Warming accelerates!

Technical writing rule #303: never, ever use that exclamation thing. Yet there are times when absurdity demands an ugly response. The meme that claims a “pause” in global warming has become so pervasive that even experienced scientists — who ought to know better — have been spouting it¹.

I’m going to show here that recent data suggests an acceleration in warming, not any kind of pause!

In a previous post I showed visually (as others have show statistically) that there really isn’t an observable pause.  The chart there plotted monthly global temperature estimates from seven different sources, to avoid any argument about source veracity.  To begin, lets simplify that by choosing just one of those, that from the Cowtan & Way (version 2), which is arguably the best of the current crop:

 

 

You can see that the post-1970 trend is nearly identical to that previously calculated for the mean of the seven estimates.  Now, because I’m going to look at warming “this century” (since the beginning of 20002), let’s refine the reference trend to cover just the 30-year interval from 1970 to the beginning of 2000:

 

 

The shorter trend is almost the same as the near half-century long trend.  Now let’s fit a “trend” to just the 14 complete years3 of the 21st century (since the beginning of 2000):

 

 

Well I’ll be darned, the famous pause!  So what’s wrong here?  Fact is, we just fitted a complex compound function comprising two straight lines separated by a step change, with no fundamental reason whatever for choosing to do that.  That fit has a total of six parameters: the start date (1970, which is not the beginning of the data), the first trend intercept at that date, the first trend slope, the step change date, the second trend intercept at that date, and the second trend slope.  Complex, multi-parameter fits are rarely justifiable.  The father of modern computing, John von Neuman is reputed to have said, “With four parameters I can fit an elephant, and with five I can make him wiggle his trunk.” We have six!

How, properly, to look at this data?  In my view a simple, largely non-parametric approach is appropriate.  Accept the clear long term trend and test the recent data against it as part of that process, rather than as a new, completely different process (which is what we do when we try to “free-fit” a new trend to a little bit of data).  Looking at the data since the start of 2000, we get this:

 

 

The residuals to the trend line4 (difference between data and trend) since 2000 skew above trend!
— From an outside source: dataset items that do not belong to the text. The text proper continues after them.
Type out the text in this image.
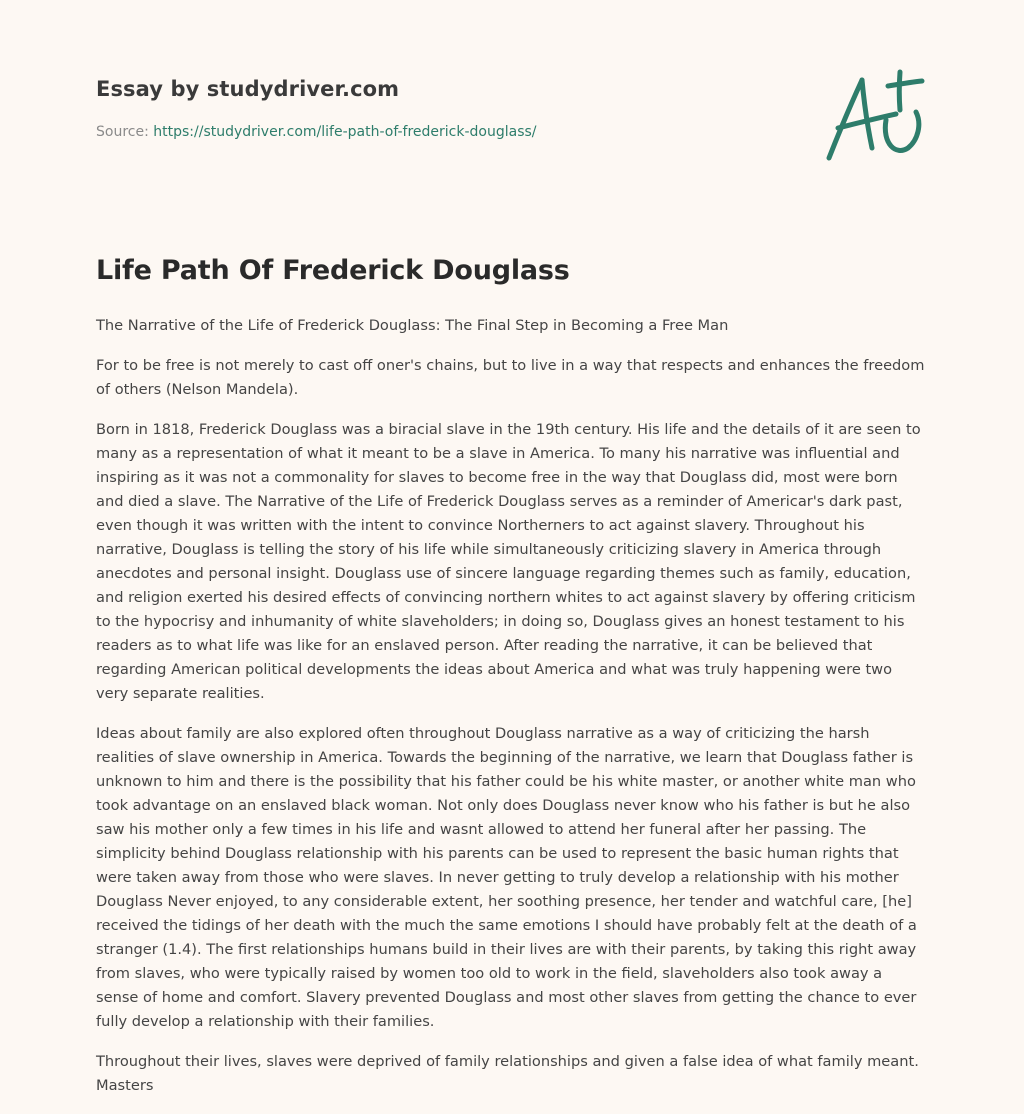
Essay by studydriver.com
Source: https://studydriver.com/life-path-of-frederick-douglass/
Life Path Of Frederick Douglass

The Narrative of the Life of Frederick Douglass: The Final Step in Becoming a Free Man

For to be free is not merely to cast off oner's chains, but to live in a way that respects and enhances the freedom of others (Nelson Mandela).

Born in 1818, Frederick Douglass was a biracial slave in the 19th century. His life and the details of it are seen to many as a representation of what it meant to be a slave in America. To many his narrative was influential and inspiring as it was not a commonality for slaves to become free in the way that Douglass did, most were born and died a slave. The Narrative of the Life of Frederick Douglass serves as a reminder of Americar's dark past, even though it was written with the intent to convince Northerners to act against slavery. Throughout his narrative, Douglass is telling the story of his life while simultaneously criticizing slavery in America through anecdotes and personal insight. Douglass use of sincere language regarding themes such as family, education, and religion exerted his desired effects of convincing northern whites to act against slavery by offering criticism to the hypocrisy and inhumanity of white slaveholders; in doing so, Douglass gives an honest testament to his readers as to what life was like for an enslaved person. After reading the narrative, it can be believed that regarding American political developments the ideas about America and what was truly happening were two very separate realities.

Ideas about family are also explored often throughout Douglass narrative as a way of criticizing the harsh realities of slave ownership in America. Towards the beginning of the narrative, we learn that Douglass father is unknown to him and there is the possibility that his father could be his white master, or another white man who took advantage on an enslaved black woman. Not only does Douglass never know who his father is but he also saw his mother only a few times in his life and wasnt allowed to attend her funeral after her passing. The simplicity behind Douglass relationship with his parents can be used to represent the basic human rights that were taken away from those who were slaves. In never getting to truly develop a relationship with his mother Douglass Never enjoyed, to any considerable extent, her soothing presence, her tender and watchful care, [he] received the tidings of her death with the much the same emotions I should have probably felt at the death of a stranger (1.4). The first relationships humans build in their lives are with their parents, by taking this right away from slaves, who were typically raised by women too old to work in the field, slaveholders also took away a sense of home and comfort. Slavery prevented Douglass and most other slaves from getting the chance to ever fully develop a relationship with their families.

Throughout their lives, slaves were deprived of family relationships and given a false idea of what family meant. Masters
The mean and median of the residuals are both positive. That means that, since 2000, global temperatures have been predominantly warmer than trend. By any reasonable definition, warming has accelerated.

Look, let’s not overstate this (as deniers are want to…). The positive bias is small, and unlikely to be statistically significant. But it is positive, meaning that, viewed this way, there is more evidence for acceleration than for a “pause”.

 

Notes:

1. What England et al and Kosaka and Zie have elegantly shown is that the broad structure of recent multi-year variations of global temperature about trend is well explained by variations in Pacific Ocean circulation, and related effects.  Essentially, they propose a compelling explanation (slightly different in each case) for one element of the large-scale noise in the global temperature record.  That is all good and useful, but they err, in my view, in conflating that with a so-called “pause” which is not demonstrated.  Others publishing on the topic have been careful to avoid that.

2. “No warming this century” is a popular version of the meme (“…more or less steady since 2001” as England et al put it).  Here I define the century as beginning at 12 midnight on 31 December 1999, as most ordinary folk do.

3. This interval is too short to define a meaningful trend, but that is what the meme requires.

4. That is to the full trend, not the 1970-2000 trend, which would show even greater positive 21st century bias.

5. I promise to stop using exclamation marks.